Third, gitleaks is pattern-based. It catches known secret formats well, but it can miss irregular internal secrets or values obfuscated via base64. Even with custom rules it is not perfect, so detection tools are a last line of defense, not absolution.

Fourth, the tension between convenience and security is eternal. Shortening token lifetime increases rotation burden; narrowing permissions blocks work. A policy that ignores this tension breeds workarounds. Lowering the cost of security through automation (auto-rotation, OIDC, secret manager integration) is the only sustainable path.

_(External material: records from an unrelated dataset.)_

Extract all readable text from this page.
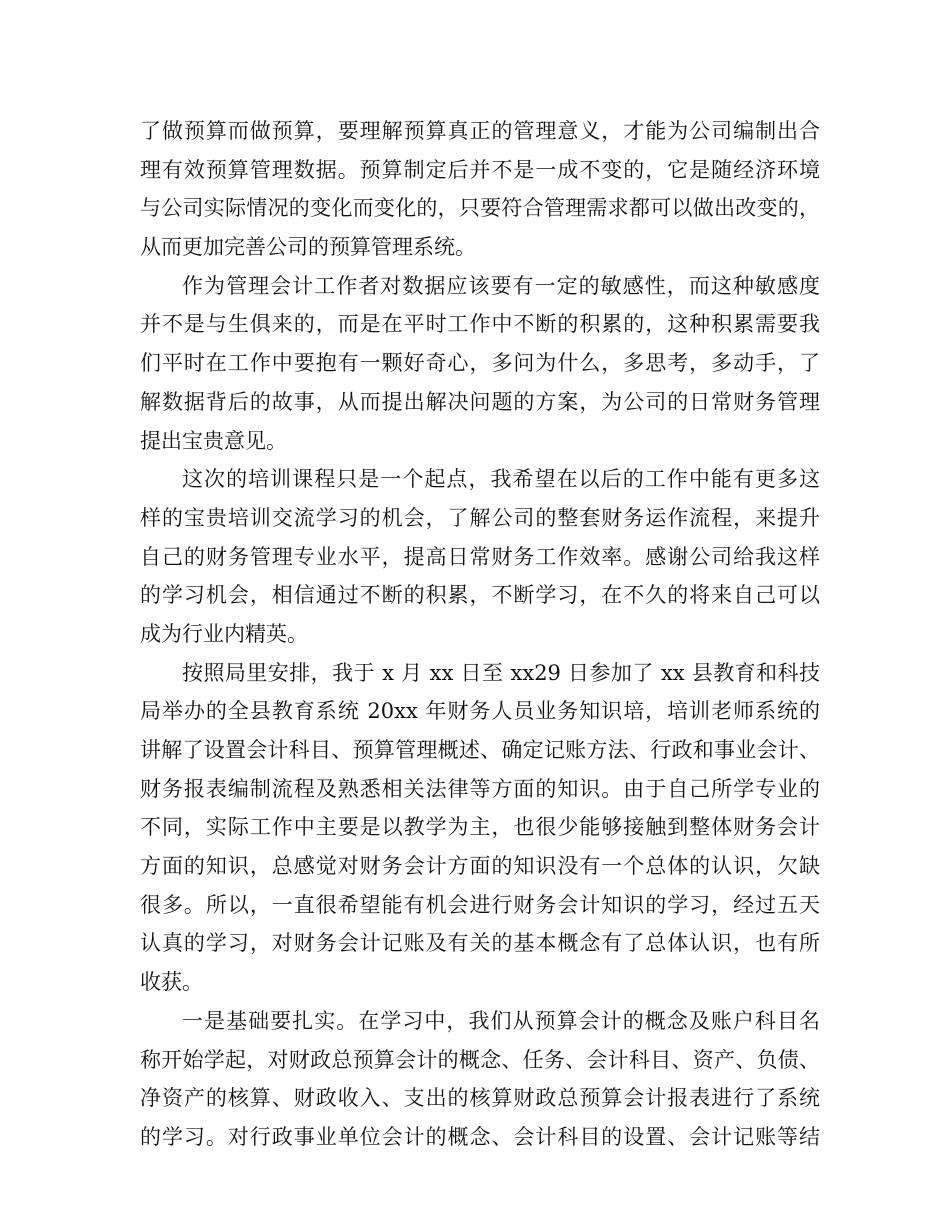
了做预算而做预算，要理解预算真正的管理意义，才能为公司编制出合
理有效预算管理数据。预算制定后并不是一成不变的，它是随经济环境
与公司实际情况的变化而变化的，只要符合管理需求都可以做出改变的，
从而更加完善公司的预算管理系统。
作为管理会计工作者对数据应该要有一定的敏感性，而这种敏感度
并不是与生俱来的，而是在平时工作中不断的积累的，这种积累需要我
们平时在工作中要抱有一颗好奇心，多问为什么，多思考，多动手，了
解数据背后的故事，从而提出解决问题的方案，为公司的日常财务管理
提出宝贵意见。
这次的培训课程只是一个起点，我希望在以后的工作中能有更多这
样的宝贵培训交流学习的机会，了解公司的整套财务运作流程，来提升
自己的财务管理专业水平，提高日常财务工作效率。感谢公司给我这样
的学习机会，相信通过不断的积累，不断学习，在不久的将来自己可以
成为行业内精英。
按照局里安排，我于 x 月 xx 日至 xx29 日参加了 xx 县教育和科技
局举办的全县教育系统 20xx 年财务人员业务知识培，培训老师系统的
讲解了设置会计科目、预算管理概述、确定记账方法、行政和事业会计、
财务报表编制流程及熟悉相关法律等方面的知识。由于自己所学专业的
不同，实际工作中主要是以教学为主，也很少能够接触到整体财务会计
方面的知识，总感觉对财务会计方面的知识没有一个总体的认识，欠缺
很多。所以，一直很希望能有机会进行财务会计知识的学习，经过五天
认真的学习，对财务会计记账及有关的基本概念有了总体认识，也有所
收获。
一是基础要扎实。在学习中，我们从预算会计的概念及账户科目名
称开始学起，对财政总预算会计的概念、任务、会计科目、资产、负债、
净资产的核算、财政收入、支出的核算财政总预算会计报表进行了系统
的学习。对行政事业单位会计的概念、会计科目的设置、会计记账等结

Fifth, as this VSCode incident shows, the very tools we trust are an attack surface. IDEs, extensions, CLIs, and package managers all touch tokens. The fundamental direction is to reduce the number of tools that handle tokens and to reduce each tool permissions.

Closing Thoughts

The VSCode 1-click token theft shows that the question "where should I hide the token" is wrong. The right question is "how do I design this token so that its leak causes little harm."

Summarized in three points:

  1. Reduce permissions: fine-grained PATs, least scope, single purpose.
  2. Reduce lifetime: short expiry, regular rotation, immediate revocation on leak.
  3. Eliminate tokens: OIDC for CI, keychain/secret manager for storage.

All three directions point to one place. Since you cannot perfectly prevent a token from being exposed, you structurally minimize the harm when it is. That is secret hygiene in the 1-click era.